Une toile blanche de 200 X 160 cm accrochée au mur. De chaque côté, les palettes du peintre : deux tables de verre et l’une de marbre rouge. Et puis un large espace dans lequel l’artiste évolue comme un danseur sur une piste entre chaque application de peinture, avançant, reculant, quatre pas en arrière, quatre pas en avant, ses bras brassant l’air en grands mouvements amples, mettant en scène tout son corps dans un ballet d’improvisation où la toile devient partenaire d’une sorte de tango, tantôt amie, tantôt rivale, tantôt se donnant, tantôt se dérobant.

Nous sommes le 27 mars 1961, il est 16h07. Alors qu’habituellement il travaille de nuit dans une complète solitude, Pierre Soulages, le peintre abstrait que l’on a surnommé « le peintre du noir », a accepté que son ami, le journaliste, écrivain et scénariste Roger Vailland (1907-1965) assiste à un moment intense d’acte de création, l’éclosion en direct d’une œuvre d’art.

Pierre Soulages ouvre les portes de son atelier ; quatre heures de travail intense et méticuleux pendant lesquelles Roger Vailland, captivé, observe et retranscrit ce qui est en train de naître sous ses yeux.



Comblé, le lecteur peut alors assister à cet espace d’intimité magique où la main qui peint se met en mouvement, « enlève, pose, découvre », jusqu’à donner ces effets de matière, ces sillons, ces zébrures moirées, ces hachures nimbées d’éclat qui jouent avec la couleur noire et créent des jeux d’ombres et de lumières.

Luminosité dans la profondeur de la couleur noire, c’est là tout l’art de Pierre Soulages qui révèle le noir éclatant, le noir-lumière, l’au-delà du noir, « l’outre-noir » dans la multiplicité chromatique, et prouve qu’il est bien aussi un peintre de la couleur et pas seulement le peintre du noir.



« C’est ce que je fais qui m’apprend ce que je cherche », « ne jamais perdre de vue l’essentiel, il faut savoir sacrifier », « il faut savoir rejeter tout ce qui plaît trop. La vraie peinture, c’est de continuellement renoncer »…c’est aussi au détour de phrases, de formules percutantes et par la force de la parole que le lecteur appréhende l’univers du peintre, sa vocation d’artiste, sa volonté de ne pas faire de la peinture un objet politique ou un concept philosophique. « Cet objet ne dit rien : c’est avec des mots qu’on dit ».

La peinture de Pierre Soulages est destinée à être regardée et ne délivre aucun message. Elle n’engage que l’artiste vis-à-vis de son art et de lui-même. Là est sa signification.



Trois parties composent ce petit ouvrage à la couverture noire comme l’univers pictural de Soulages, trois textes qui permettent, en peu de pages, de découvrir un peintre à son travail, sa gestuelle, son comportement face à la toile.

La jolie préface d’Alfred Pacquement, l’organisateur en 2009 de la rétrospective de l’œuvre de Soulages au Centre Georges Pompidou, est une entrée en matière intéressante des deux articles suivants signés Roger Vailland.
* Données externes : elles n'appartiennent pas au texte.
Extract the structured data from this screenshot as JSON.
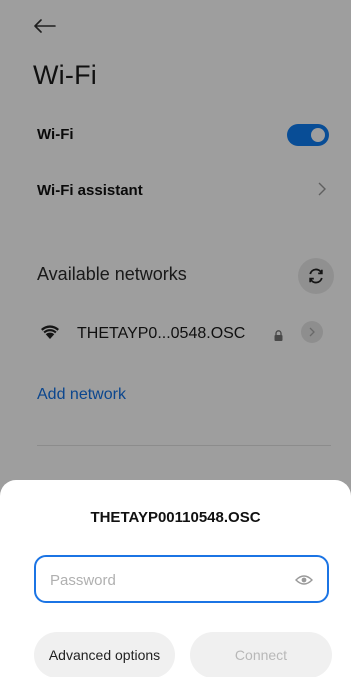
{
  "header": {
    "title": "Wi-Fi"
  },
  "settings": {
    "wifi_label": "Wi-Fi",
    "wifi_enabled": true,
    "assistant_label": "Wi-Fi assistant"
  },
  "networks": {
    "section_title": "Available networks",
    "items": [
      {
        "name": "THETAYP0...0548.OSC",
        "secured": true
      }
    ],
    "add_label": "Add network"
  },
  "dialog": {
    "title": "THETAYP00110548.OSC",
    "password_placeholder": "Password",
    "password_value": "",
    "advanced_label": "Advanced options",
    "connect_label": "Connect"
  },
  "colors": {
    "accent": "#1272e6",
    "toggle_on": "#0d7cf2"
  },
  "icons": [
    "back-arrow-icon",
    "chevron-right-icon",
    "refresh-icon",
    "wifi-icon",
    "lock-icon",
    "eye-icon"
  ]
}
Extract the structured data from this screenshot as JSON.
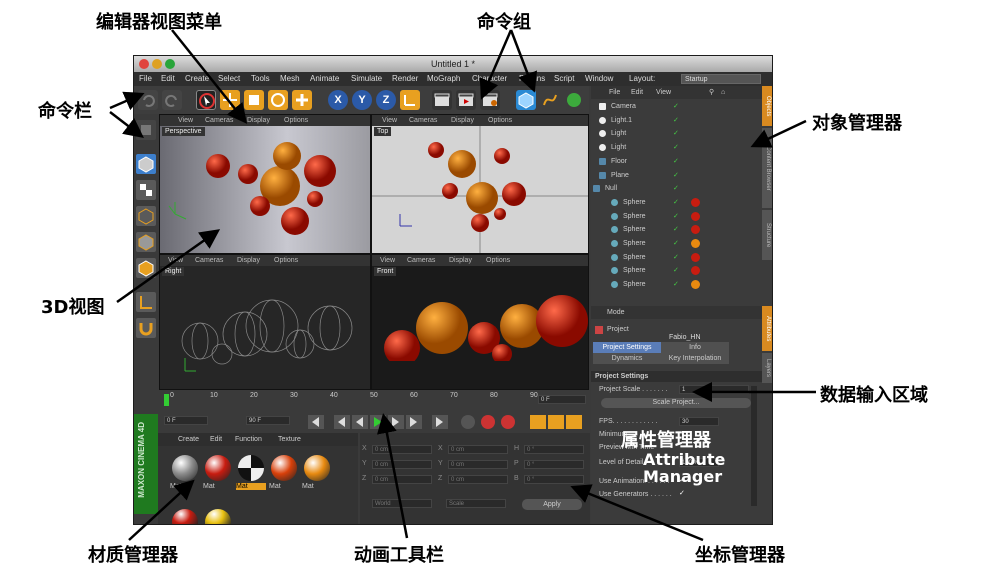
{
  "annotations": {
    "editor_menu": "编辑器视图菜单",
    "command_group": "命令组",
    "command_bar": "命令栏",
    "object_manager": "对象管理器",
    "viewport_3d": "3D视图",
    "data_input": "数据输入区域",
    "attribute_manager": "属性管理器",
    "attribute_manager_en": "Attribute Manager",
    "material_manager": "材质管理器",
    "animation_toolbar": "动画工具栏",
    "coordinate_manager": "坐标管理器"
  },
  "window": {
    "title": "Untitled 1 *"
  },
  "menu": {
    "items": [
      "File",
      "Edit",
      "Create",
      "Select",
      "Tools",
      "Mesh",
      "Animate",
      "Simulate",
      "Render",
      "MoGraph",
      "Character",
      "Plugins",
      "Script",
      "Window"
    ],
    "layout_label": "Layout:",
    "layout_value": "Startup"
  },
  "toolbar": {
    "axis_x": "X",
    "axis_y": "Y",
    "axis_z": "Z"
  },
  "viewports": {
    "menu": [
      "View",
      "Cameras",
      "Display",
      "Options"
    ],
    "labels": [
      "Perspective",
      "Top",
      "Right",
      "Front"
    ]
  },
  "objects": {
    "menu": [
      "File",
      "Edit",
      "View"
    ],
    "items": [
      "Camera",
      "Light.1",
      "Light",
      "Light",
      "Floor",
      "Plane",
      "Null",
      "Sphere",
      "Sphere",
      "Sphere",
      "Sphere",
      "Sphere",
      "Sphere",
      "Sphere"
    ],
    "tabs": [
      "Objects",
      "Content Browser",
      "Structure"
    ]
  },
  "attributes": {
    "mode_label": "Mode",
    "project_label": "Project",
    "author": "Fabio_HN",
    "tabs": [
      "Project Settings",
      "Info",
      "Dynamics",
      "Key Interpolation"
    ],
    "section": "Project Settings",
    "rows": [
      {
        "label": "Project Scale . . . . . . .",
        "value": "1"
      },
      {
        "label": "FPS. . . . . . . . . . . .",
        "value": "30"
      },
      {
        "label": "Minimum",
        "value": ""
      },
      {
        "label": "Preview Min Time",
        "value": ""
      },
      {
        "label": "Level of Detail",
        "value": "100 %"
      },
      {
        "label": "Use Animation. . . . . . .",
        "value": ""
      },
      {
        "label": "Use Generators . . . . . .",
        "value": ""
      }
    ],
    "scale_button": "Scale Project...",
    "side_tabs": [
      "Attributes",
      "Layers"
    ]
  },
  "timeline": {
    "ticks": [
      "0",
      "10",
      "20",
      "30",
      "40",
      "50",
      "60",
      "70",
      "80",
      "90"
    ],
    "end_frame": "0 F"
  },
  "animation": {
    "start_frame": "0 F",
    "end_frame": "90 F"
  },
  "materials": {
    "menu": [
      "Create",
      "Edit",
      "Function",
      "Texture"
    ],
    "items": [
      "Mat.1",
      "Mat",
      "Mat",
      "Mat",
      "Mat"
    ],
    "brand": "MAXON CINEMA 4D",
    "colors": [
      "#8c8c8c",
      "#c81c10",
      "#111111",
      "#d8400a",
      "#e88a10"
    ]
  },
  "coordinates": {
    "rows": [
      {
        "a": "X",
        "av": "0 cm",
        "b": "X",
        "bv": "0 cm",
        "c": "H",
        "cv": "0 °"
      },
      {
        "a": "Y",
        "av": "0 cm",
        "b": "Y",
        "bv": "0 cm",
        "c": "P",
        "cv": "0 °"
      },
      {
        "a": "Z",
        "av": "0 cm",
        "b": "Z",
        "bv": "0 cm",
        "c": "B",
        "cv": "0 °"
      }
    ],
    "world": "World",
    "scale": "Scale",
    "apply": "Apply"
  }
}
Le premier, paru dans la revue L'Œil en 1961, décrit les étapes de la création et les méthodes de travail de l’artiste, où le hasard, entre retouches et renoncements, tient une large place.
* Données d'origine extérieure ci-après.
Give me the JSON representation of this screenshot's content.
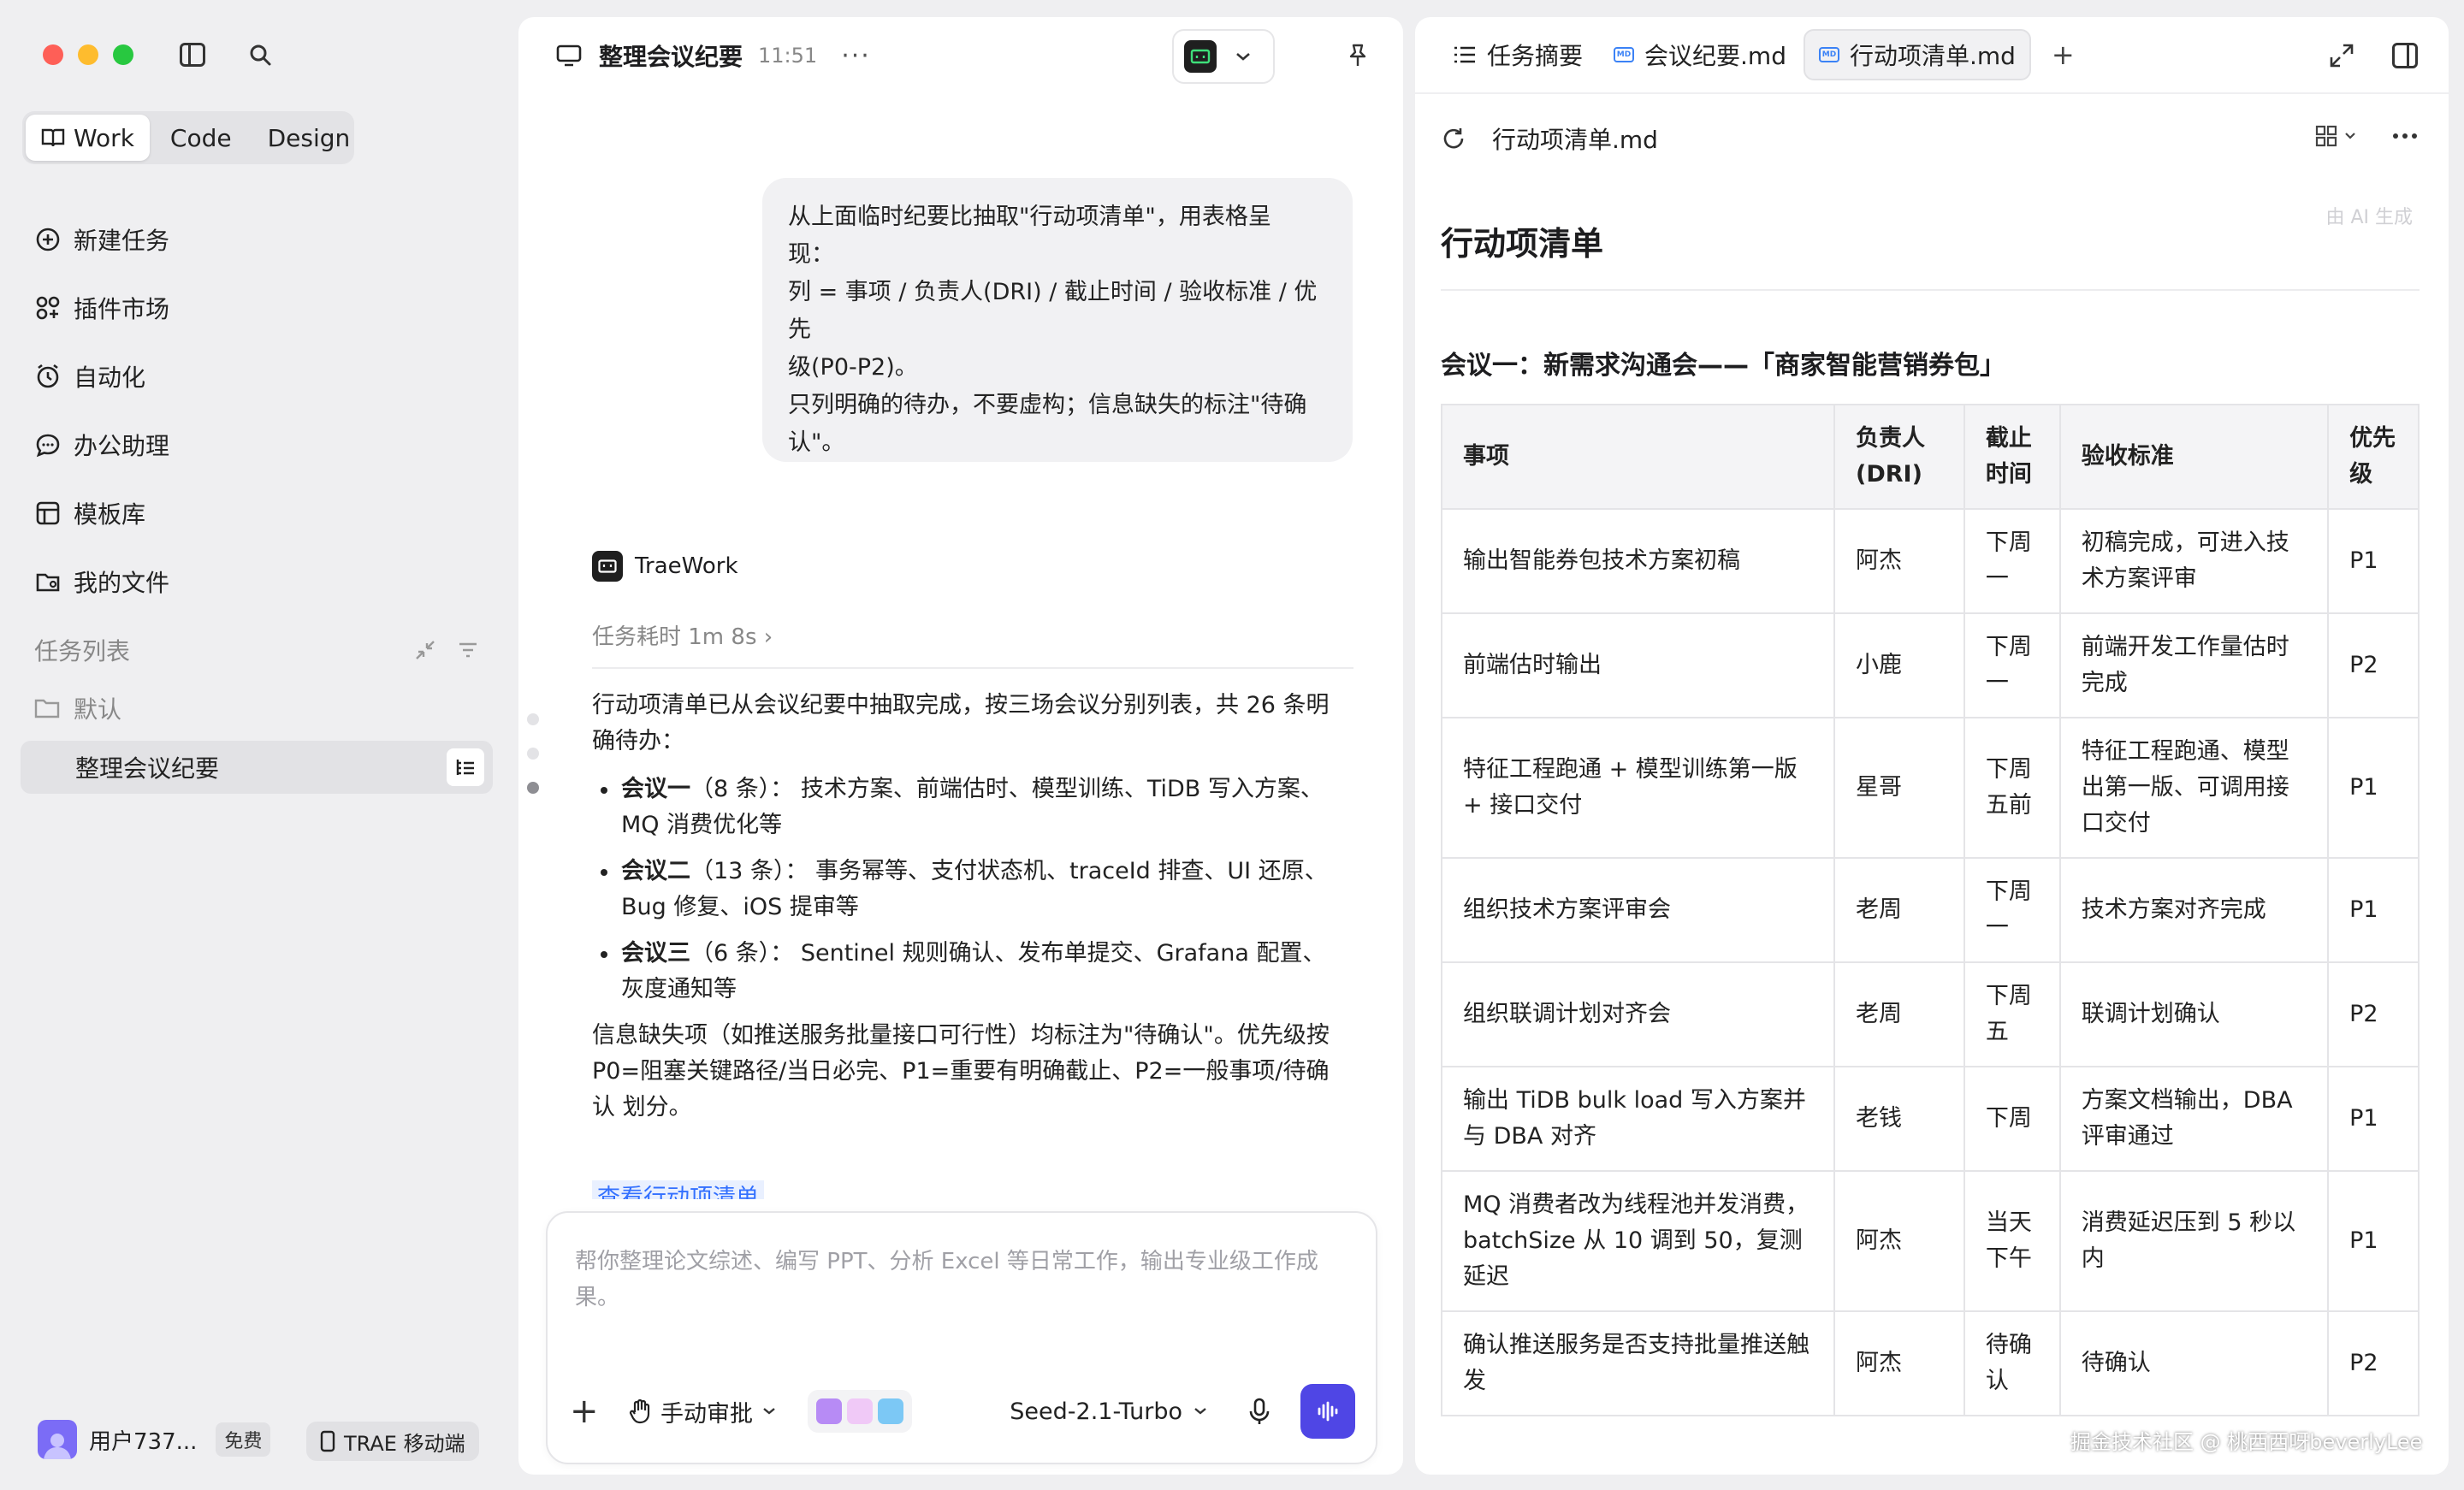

Le second, daté de Février 1962, est une réponse au journal Clarté dans lequel des étudiants communistes s’interrogent sur la place du peintre dans la société : «pour ou contre Pierre Soulages, peintre abstrait ?

Participe-t-il à notre époque ou se réfugie-t-il dans les hautes sphères spéculatives? Peinture d'initiés ou aventure poétique ?»

A ce "procès du peintre », Vailland répond avec fougue et conviction, en comparant le peintre à un sportif de haut niveau, en argumentant son texte comme un chroniqueur sportif et en faisant valoir que cet artiste pour le moins original et novateur ne tient pas à « dire » mais à « montrer ». Nulle revendication chez Soulages, juste un face-à-face entre une toile et un homme dans un simulacre de combat pour accéder à l’Art dans son essence abstraite et contemplative. « Pierre Soulages est un champion ».



Livre mini, tout petit par sa taille mais grand par l’univers artistique qu’il renferme…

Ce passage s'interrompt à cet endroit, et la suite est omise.